Technology has been changing that. I now read numerous news sources for free without the waste/economic production of making millions of physical copies and having people deliver them. One monthly subscription gets me all the music I want. While I'm paying for that subscription and the internet connection, the net result is I'm spending less for more for music than I would have in the 1990s. Once virtual reality takes off this dynamic will only grow.

Yet the most interesting tech developments aren't just about distributing digital content but using technology to make better use of our toys and resources that sit idle most of the time. 90 percent of the time, a personal car is just parked. Uber is trying to change that. Similarly, Airbnb is making it easier for people's vacation homes to get more use. Even something as simple as deal sites are using targeted discounts to make better use of services and entertainment options that were previously underused during non-peak times. As a society we could potentially get 3-4 times as much enjoyment out of the same number of boats, cars, bikes, RVs, tennis courts, and vacation homes as we currently do if technology improves how we share them.

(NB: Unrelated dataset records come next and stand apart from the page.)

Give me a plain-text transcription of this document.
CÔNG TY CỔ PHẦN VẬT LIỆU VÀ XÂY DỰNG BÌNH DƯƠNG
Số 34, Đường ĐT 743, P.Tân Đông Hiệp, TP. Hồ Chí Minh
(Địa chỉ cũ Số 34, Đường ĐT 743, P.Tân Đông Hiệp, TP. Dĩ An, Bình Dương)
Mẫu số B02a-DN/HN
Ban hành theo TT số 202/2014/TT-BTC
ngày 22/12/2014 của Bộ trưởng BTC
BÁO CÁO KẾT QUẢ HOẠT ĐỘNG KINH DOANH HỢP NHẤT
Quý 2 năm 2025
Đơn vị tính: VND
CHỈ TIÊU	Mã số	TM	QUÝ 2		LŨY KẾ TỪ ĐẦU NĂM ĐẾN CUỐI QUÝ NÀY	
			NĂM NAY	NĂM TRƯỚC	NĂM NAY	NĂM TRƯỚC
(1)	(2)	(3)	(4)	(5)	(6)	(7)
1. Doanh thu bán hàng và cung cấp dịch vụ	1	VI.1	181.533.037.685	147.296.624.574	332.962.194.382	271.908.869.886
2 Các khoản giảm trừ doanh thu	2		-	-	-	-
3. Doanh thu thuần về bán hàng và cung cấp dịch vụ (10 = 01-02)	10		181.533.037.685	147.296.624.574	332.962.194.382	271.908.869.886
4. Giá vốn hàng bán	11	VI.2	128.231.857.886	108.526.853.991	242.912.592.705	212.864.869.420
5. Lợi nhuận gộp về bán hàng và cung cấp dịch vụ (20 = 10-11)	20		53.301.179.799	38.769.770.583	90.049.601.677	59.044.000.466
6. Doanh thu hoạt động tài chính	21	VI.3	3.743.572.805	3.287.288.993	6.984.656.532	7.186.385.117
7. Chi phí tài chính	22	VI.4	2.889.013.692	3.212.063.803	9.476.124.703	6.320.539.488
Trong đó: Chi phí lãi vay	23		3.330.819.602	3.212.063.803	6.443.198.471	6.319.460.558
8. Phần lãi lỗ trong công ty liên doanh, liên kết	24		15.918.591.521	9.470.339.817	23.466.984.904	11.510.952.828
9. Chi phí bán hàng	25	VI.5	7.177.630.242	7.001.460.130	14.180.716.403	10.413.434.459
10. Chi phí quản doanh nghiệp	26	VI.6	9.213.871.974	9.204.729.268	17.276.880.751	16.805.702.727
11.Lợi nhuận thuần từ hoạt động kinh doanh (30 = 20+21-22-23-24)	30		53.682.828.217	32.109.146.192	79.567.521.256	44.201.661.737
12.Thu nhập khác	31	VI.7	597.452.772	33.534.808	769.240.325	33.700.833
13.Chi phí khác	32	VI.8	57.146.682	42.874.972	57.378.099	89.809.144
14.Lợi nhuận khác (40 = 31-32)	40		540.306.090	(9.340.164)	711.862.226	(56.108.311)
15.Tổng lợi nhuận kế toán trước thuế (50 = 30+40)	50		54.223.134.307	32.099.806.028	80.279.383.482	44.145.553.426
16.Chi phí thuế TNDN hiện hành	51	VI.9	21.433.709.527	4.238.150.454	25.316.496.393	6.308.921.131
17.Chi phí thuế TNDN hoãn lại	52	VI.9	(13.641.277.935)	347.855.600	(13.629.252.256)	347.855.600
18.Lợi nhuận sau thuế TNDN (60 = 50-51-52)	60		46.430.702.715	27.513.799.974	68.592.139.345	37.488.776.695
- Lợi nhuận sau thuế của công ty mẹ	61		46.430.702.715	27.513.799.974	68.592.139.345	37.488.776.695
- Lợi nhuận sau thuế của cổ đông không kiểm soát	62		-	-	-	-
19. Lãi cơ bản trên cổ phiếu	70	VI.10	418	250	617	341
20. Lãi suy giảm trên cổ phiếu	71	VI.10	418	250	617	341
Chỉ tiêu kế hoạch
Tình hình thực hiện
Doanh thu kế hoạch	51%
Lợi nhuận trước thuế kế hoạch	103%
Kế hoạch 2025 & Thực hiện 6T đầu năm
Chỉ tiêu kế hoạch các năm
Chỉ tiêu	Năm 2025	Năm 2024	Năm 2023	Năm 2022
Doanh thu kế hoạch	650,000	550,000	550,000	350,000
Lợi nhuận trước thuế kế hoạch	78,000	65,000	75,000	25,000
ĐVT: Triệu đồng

We may have already reached the point of peak stuff. There are only so many hours in the day. and most of my favorite sources of entertainment (reading, music, TV, games, etc...) have for the most part gotten better and cheaper.

As a society we may need to be prepared for the fact that most of the big societal changes we'll see from advances in technology won't be about making us more productive but more efficient with our leisure. It could take new metrics and economic thinking to measure that.